While addressing the glaring gap between Catholic Church teaching and Biden’s platform, Holtz said Biden’s position on abortion “abandons innocent lives” and called the former vice president “Catholic in name only.”
Holtz immediately faced criticism in some quarters from those who felt that the remark was a judgment of Biden’s heart and not his policies.
Holy Cross Father John Jenkins, Notre Dame’s president, distanced himself from Holtz in a statement, as did other Catholic leaders. At a recent Mass, Cardinal Blase Cupich of Chicago also appeared to address the subject, saying: “There should never be a time and a moment in which we judge others and their faith journey, say that a person is not Christian enough or Catholic enough, or doesn’t measure up to what we think they should.”

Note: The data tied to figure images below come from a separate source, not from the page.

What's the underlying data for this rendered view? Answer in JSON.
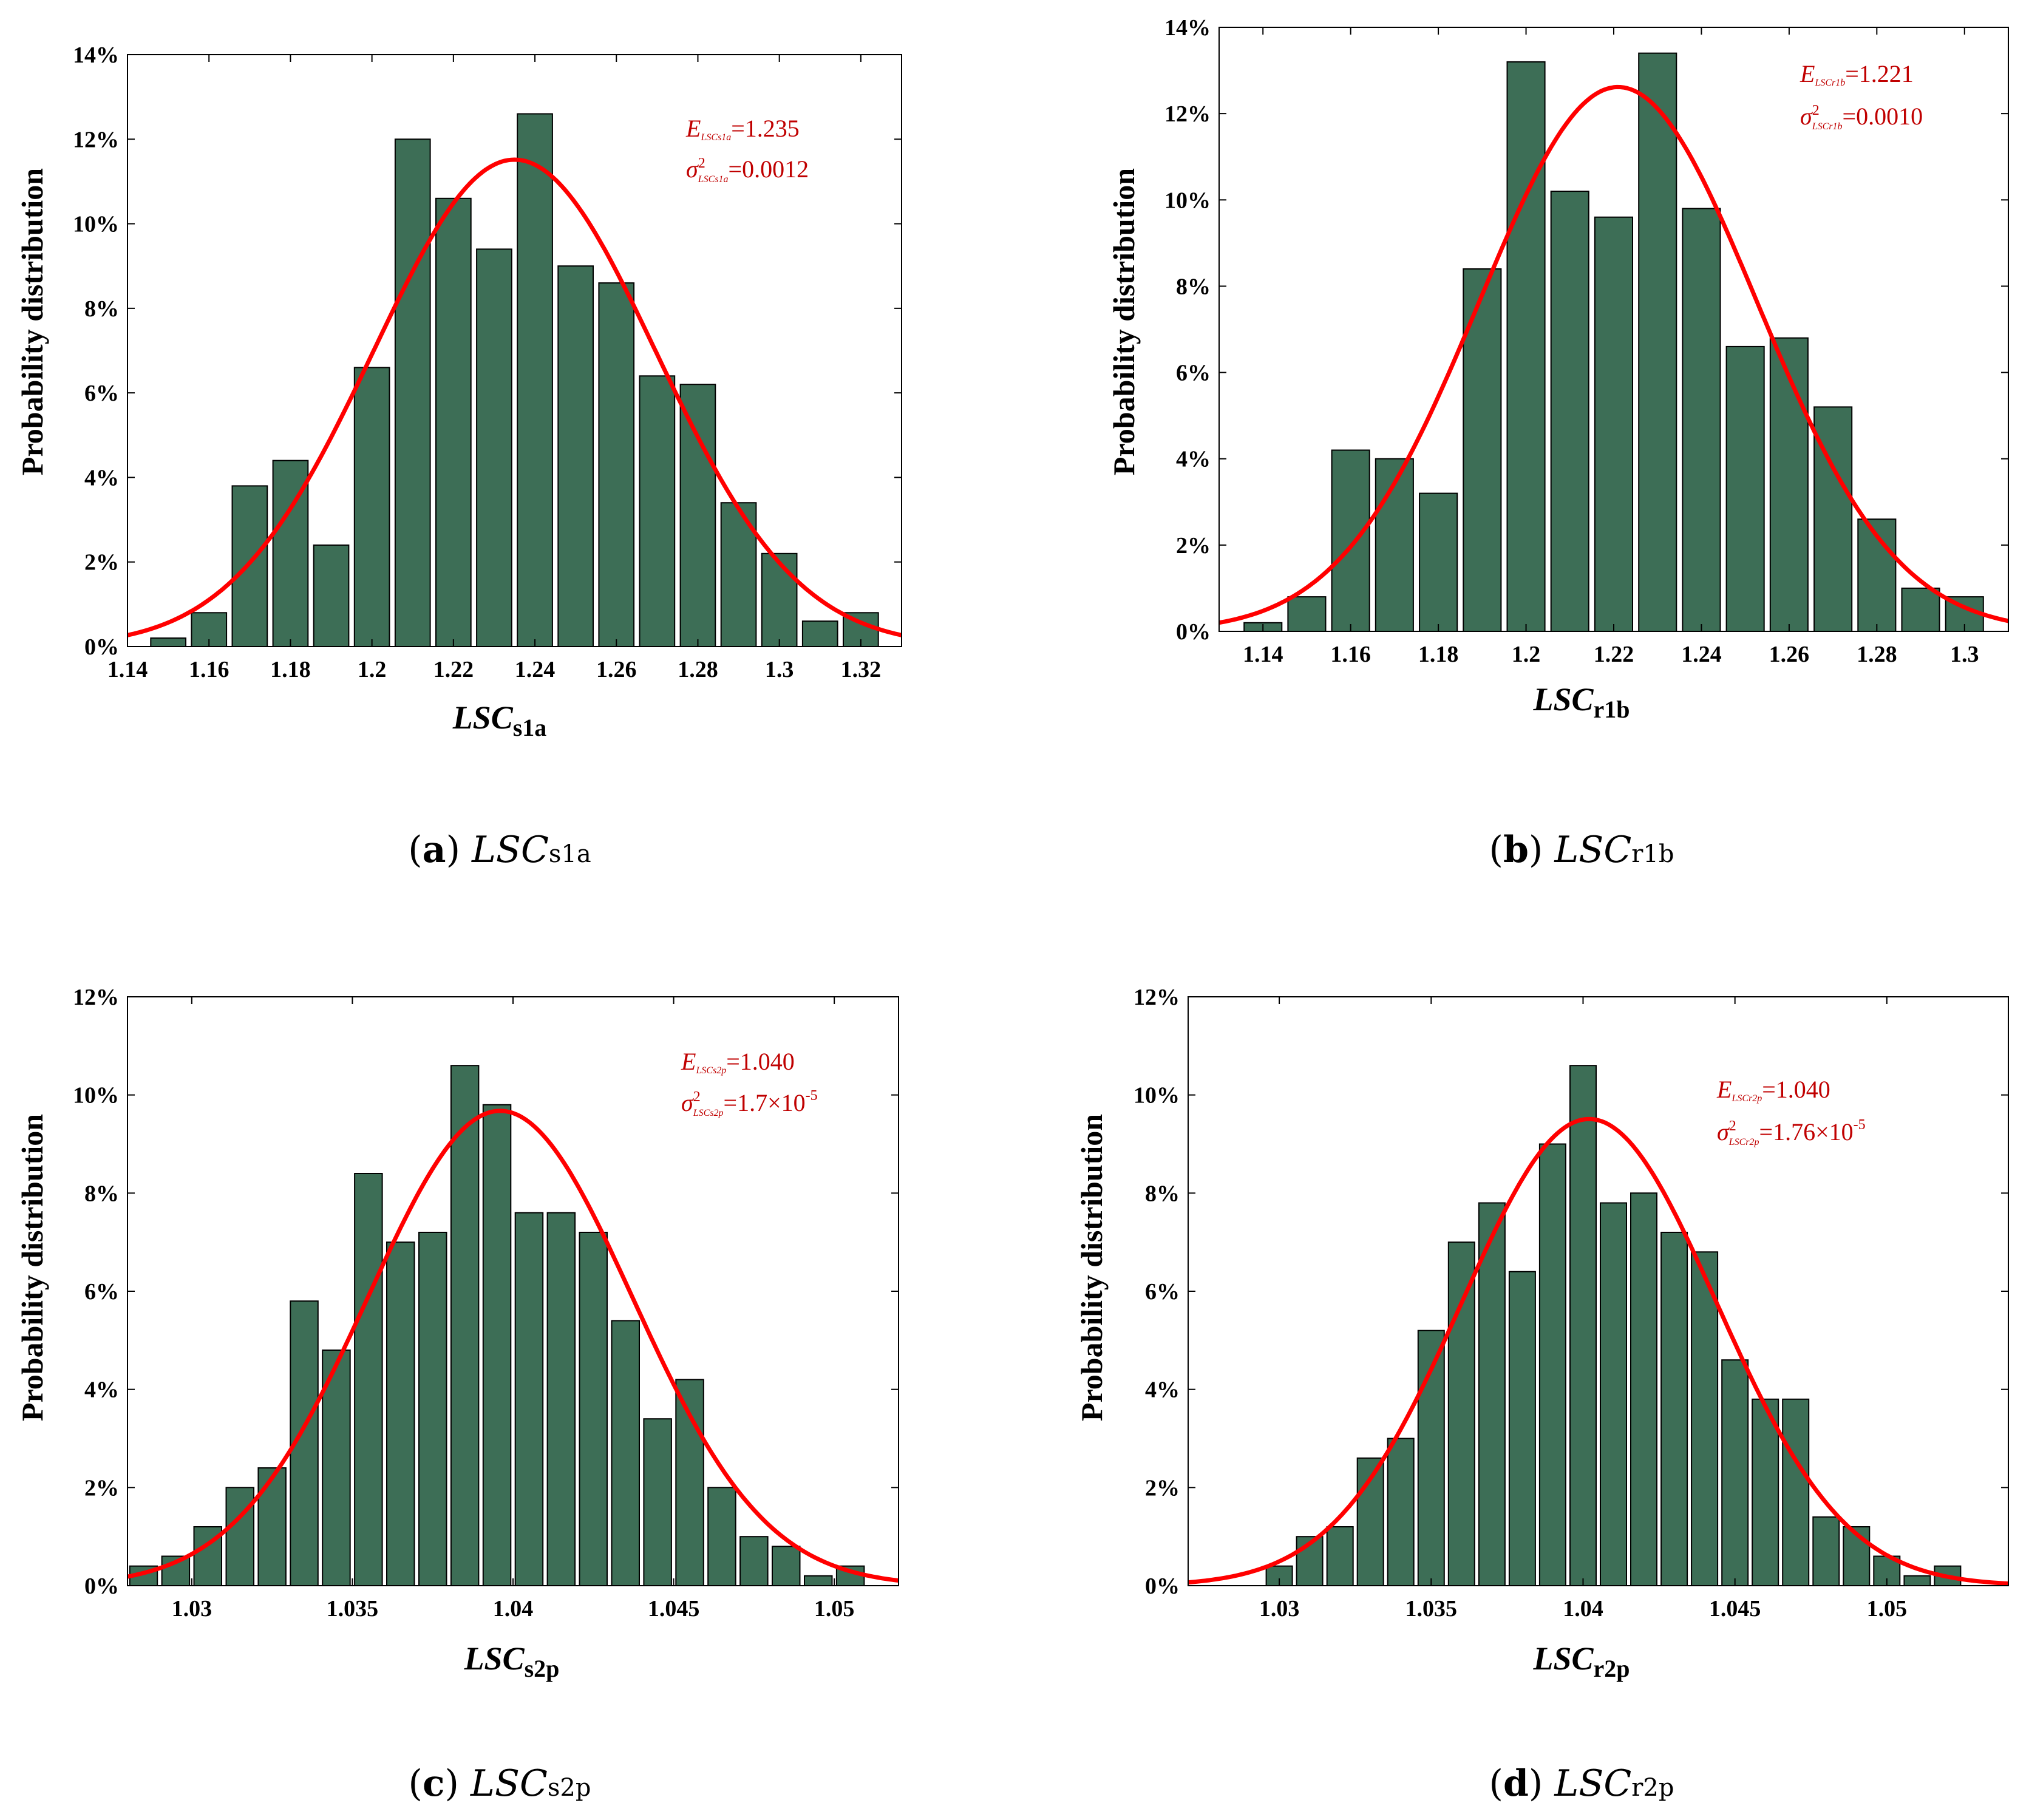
{
  "chart_data": [
    {
      "type": "bar",
      "ylabel": "Probability distribution",
      "xlabel": {
        "main": "LSC",
        "sub": "s1a"
      },
      "xlim": [
        1.14,
        1.33
      ],
      "ylim": [
        0,
        14
      ],
      "xticks": [
        "1.14",
        "1.16",
        "1.18",
        "1.2",
        "1.22",
        "1.24",
        "1.26",
        "1.28",
        "1.3",
        "1.32"
      ],
      "yticks": [
        "0%",
        "2%",
        "4%",
        "6%",
        "8%",
        "10%",
        "12%",
        "14%"
      ],
      "bin_width": 0.01,
      "x": [
        1.15,
        1.16,
        1.17,
        1.18,
        1.19,
        1.2,
        1.21,
        1.22,
        1.23,
        1.24,
        1.25,
        1.26,
        1.27,
        1.28,
        1.29,
        1.3,
        1.31,
        1.32
      ],
      "values": [
        0.2,
        0.8,
        3.8,
        4.4,
        2.4,
        6.6,
        12.0,
        10.6,
        9.4,
        12.6,
        9.0,
        8.6,
        6.4,
        6.2,
        3.4,
        2.2,
        0.6,
        0.8
      ],
      "fit": {
        "mean": 1.235,
        "variance": 0.0012
      },
      "annotation": {
        "e_label": "E",
        "e_sub": "LSCs1a",
        "e_value": "=1.235",
        "s_label": "σ",
        "s_sup": "2",
        "s_sub": "LSCs1a",
        "s_value": "=0.0012",
        "s_exp": ""
      },
      "caption": {
        "letter": "a",
        "main": "LSC",
        "sub": "s1a"
      }
    },
    {
      "type": "bar",
      "ylabel": "Probability distribution",
      "xlabel": {
        "main": "LSC",
        "sub": "r1b"
      },
      "xlim": [
        1.13,
        1.31
      ],
      "ylim": [
        0,
        14
      ],
      "xticks": [
        "1.14",
        "1.16",
        "1.18",
        "1.2",
        "1.22",
        "1.24",
        "1.26",
        "1.28",
        "1.3"
      ],
      "yticks": [
        "0%",
        "2%",
        "4%",
        "6%",
        "8%",
        "10%",
        "12%",
        "14%"
      ],
      "bin_width": 0.01,
      "x": [
        1.14,
        1.15,
        1.16,
        1.17,
        1.18,
        1.19,
        1.2,
        1.21,
        1.22,
        1.23,
        1.24,
        1.25,
        1.26,
        1.27,
        1.28,
        1.29,
        1.3
      ],
      "values": [
        0.2,
        0.8,
        4.2,
        4.0,
        3.2,
        8.4,
        13.2,
        10.2,
        9.6,
        13.4,
        9.8,
        6.6,
        6.8,
        5.2,
        2.6,
        1.0,
        0.8
      ],
      "fit": {
        "mean": 1.221,
        "variance": 0.001
      },
      "annotation": {
        "e_label": "E",
        "e_sub": "LSCr1b",
        "e_value": "=1.221",
        "s_label": "σ",
        "s_sup": "2",
        "s_sub": "LSCr1b",
        "s_value": "=0.0010",
        "s_exp": ""
      },
      "caption": {
        "letter": "b",
        "main": "LSC",
        "sub": "r1b"
      }
    },
    {
      "type": "bar",
      "ylabel": "Probability distribution",
      "xlabel": {
        "main": "LSC",
        "sub": "s2p"
      },
      "xlim": [
        1.028,
        1.052
      ],
      "ylim": [
        0,
        12
      ],
      "xticks": [
        "1.03",
        "1.035",
        "1.04",
        "1.045",
        "1.05"
      ],
      "yticks": [
        "0%",
        "2%",
        "4%",
        "6%",
        "8%",
        "10%",
        "12%"
      ],
      "bin_width": 0.001,
      "x": [
        1.0285,
        1.0295,
        1.0305,
        1.0315,
        1.0325,
        1.0335,
        1.0345,
        1.0355,
        1.0365,
        1.0375,
        1.0385,
        1.0395,
        1.0405,
        1.0415,
        1.0425,
        1.0435,
        1.0445,
        1.0455,
        1.0465,
        1.0475,
        1.0485,
        1.0495,
        1.0505
      ],
      "values": [
        0.4,
        0.6,
        1.2,
        2.0,
        2.4,
        5.8,
        4.8,
        8.4,
        7.0,
        7.2,
        10.6,
        9.8,
        7.6,
        7.6,
        7.2,
        5.4,
        3.4,
        4.2,
        2.0,
        1.0,
        0.8,
        0.2,
        0.4
      ],
      "fit": {
        "mean": 1.0396,
        "variance": 1.7e-05
      },
      "annotation": {
        "e_label": "E",
        "e_sub": "LSCs2p",
        "e_value": "=1.040",
        "s_label": "σ",
        "s_sup": "2",
        "s_sub": "LSCs2p",
        "s_value": "=1.7×10",
        "s_exp": "-5"
      },
      "caption": {
        "letter": "c",
        "main": "LSC",
        "sub": "s2p"
      }
    },
    {
      "type": "bar",
      "ylabel": "Probability distribution",
      "xlabel": {
        "main": "LSC",
        "sub": "r2p"
      },
      "xlim": [
        1.027,
        1.054
      ],
      "ylim": [
        0,
        12
      ],
      "xticks": [
        "1.03",
        "1.035",
        "1.04",
        "1.045",
        "1.05"
      ],
      "yticks": [
        "0%",
        "2%",
        "4%",
        "6%",
        "8%",
        "10%",
        "12%"
      ],
      "bin_width": 0.001,
      "x": [
        1.03,
        1.031,
        1.032,
        1.033,
        1.034,
        1.035,
        1.036,
        1.037,
        1.038,
        1.039,
        1.04,
        1.041,
        1.042,
        1.043,
        1.044,
        1.045,
        1.046,
        1.047,
        1.048,
        1.049,
        1.05,
        1.051,
        1.052
      ],
      "values": [
        0.4,
        1.0,
        1.2,
        2.6,
        3.0,
        5.2,
        7.0,
        7.8,
        6.4,
        9.0,
        10.6,
        7.8,
        8.0,
        7.2,
        6.8,
        4.6,
        3.8,
        3.8,
        1.4,
        1.2,
        0.6,
        0.2,
        0.4
      ],
      "fit": {
        "mean": 1.0402,
        "variance": 1.76e-05
      },
      "annotation": {
        "e_label": "E",
        "e_sub": "LSCr2p",
        "e_value": "=1.040",
        "s_label": "σ",
        "s_sup": "2",
        "s_sub": "LSCr2p",
        "s_value": "=1.76×10",
        "s_exp": "-5"
      },
      "caption": {
        "letter": "d",
        "main": "LSC",
        "sub": "r2p"
      }
    }
  ],
  "colors": {
    "bar_fill": "#3d6e56",
    "bar_stroke": "#000000",
    "fit_line": "#ff0000",
    "annotation": "#c00000"
  }
}
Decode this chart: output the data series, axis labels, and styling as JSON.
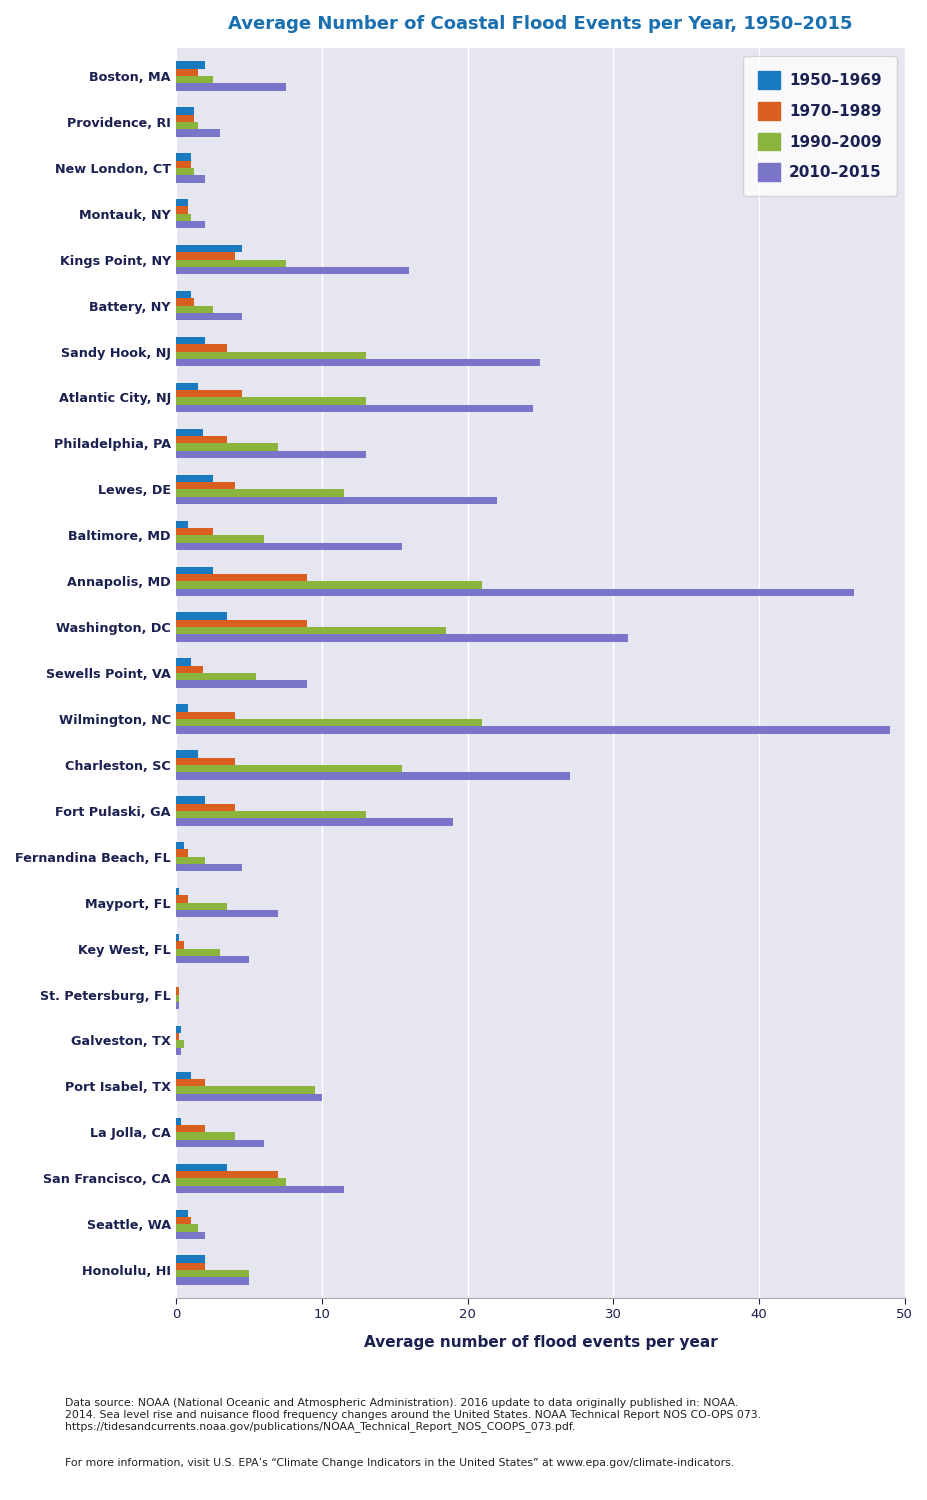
{
  "title": "Average Number of Coastal Flood Events per Year, 1950–2015",
  "xlabel": "Average number of flood events per year",
  "xlim": [
    0,
    50
  ],
  "xticks": [
    0,
    10,
    20,
    30,
    40,
    50
  ],
  "plot_bg": "#e6e6f0",
  "fig_bg": "#ffffff",
  "title_color": "#1a6faf",
  "label_color": "#1a2050",
  "series_colors": [
    "#1a7abf",
    "#d95f1e",
    "#8ab43c",
    "#7b75c9"
  ],
  "series_labels": [
    "1950–1969",
    "1970–1989",
    "1990–2009",
    "2010–2015"
  ],
  "stations": [
    "Boston, MA",
    "Providence, RI",
    "New London, CT",
    "Montauk, NY",
    "Kings Point, NY",
    "Battery, NY",
    "Sandy Hook, NJ",
    "Atlantic City, NJ",
    "Philadelphia, PA",
    "Lewes, DE",
    "Baltimore, MD",
    "Annapolis, MD",
    "Washington, DC",
    "Sewells Point, VA",
    "Wilmington, NC",
    "Charleston, SC",
    "Fort Pulaski, GA",
    "Fernandina Beach, FL",
    "Mayport, FL",
    "Key West, FL",
    "St. Petersburg, FL",
    "Galveston, TX",
    "Port Isabel, TX",
    "La Jolla, CA",
    "San Francisco, CA",
    "Seattle, WA",
    "Honolulu, HI"
  ],
  "values_1950_1969": [
    2.0,
    1.2,
    1.0,
    0.8,
    4.5,
    1.0,
    2.0,
    1.5,
    1.8,
    2.5,
    0.8,
    2.5,
    3.5,
    1.0,
    0.8,
    1.5,
    2.0,
    0.5,
    0.2,
    0.2,
    0.0,
    0.3,
    1.0,
    0.3,
    3.5,
    0.8,
    2.0
  ],
  "values_1970_1989": [
    1.5,
    1.2,
    1.0,
    0.8,
    4.0,
    1.2,
    3.5,
    4.5,
    3.5,
    4.0,
    2.5,
    9.0,
    9.0,
    1.8,
    4.0,
    4.0,
    4.0,
    0.8,
    0.8,
    0.5,
    0.2,
    0.2,
    2.0,
    2.0,
    7.0,
    1.0,
    2.0
  ],
  "values_1990_2009": [
    2.5,
    1.5,
    1.2,
    1.0,
    7.5,
    2.5,
    13.0,
    13.0,
    7.0,
    11.5,
    6.0,
    21.0,
    18.5,
    5.5,
    21.0,
    15.5,
    13.0,
    2.0,
    3.5,
    3.0,
    0.2,
    0.5,
    9.5,
    4.0,
    7.5,
    1.5,
    5.0
  ],
  "values_2010_2015": [
    7.5,
    3.0,
    2.0,
    2.0,
    16.0,
    4.5,
    25.0,
    24.5,
    13.0,
    22.0,
    15.5,
    46.5,
    31.0,
    9.0,
    49.0,
    27.0,
    19.0,
    4.5,
    7.0,
    5.0,
    0.2,
    0.3,
    10.0,
    6.0,
    11.5,
    2.0,
    5.0
  ],
  "footnote_line1": "Data source: NOAA (National Oceanic and Atmospheric Administration). 2016 update to data originally published in: NOAA.",
  "footnote_line2": "2014. Sea level rise and nuisance flood frequency changes around the United States. NOAA Technical Report NOS CO-OPS 073.",
  "footnote_line3": "https://tidesandcurrents.noaa.gov/publications/NOAA_Technical_Report_NOS_COOPS_073.pdf.",
  "footnote_line4": "For more information, visit U.S. EPA’s “Climate Change Indicators in the United States” at www.epa.gov/climate-indicators."
}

Meanwhile, Bishops Thomas Tobin of Providence, Rhode Island, and Richard Stika of Knoxville, Tennessee, have recently taken positions more akin to Holtz’s.
It is one thing to judge someone’s heart or motivation. It is another thing entirely to take them at their word and judge their very public actions and positions.
Like Pope Benedict XVI, Pope Francis, too, has shown himself unafraid to call out support for abortion as so objectively wrong that politicians supporting it should not receive Communion.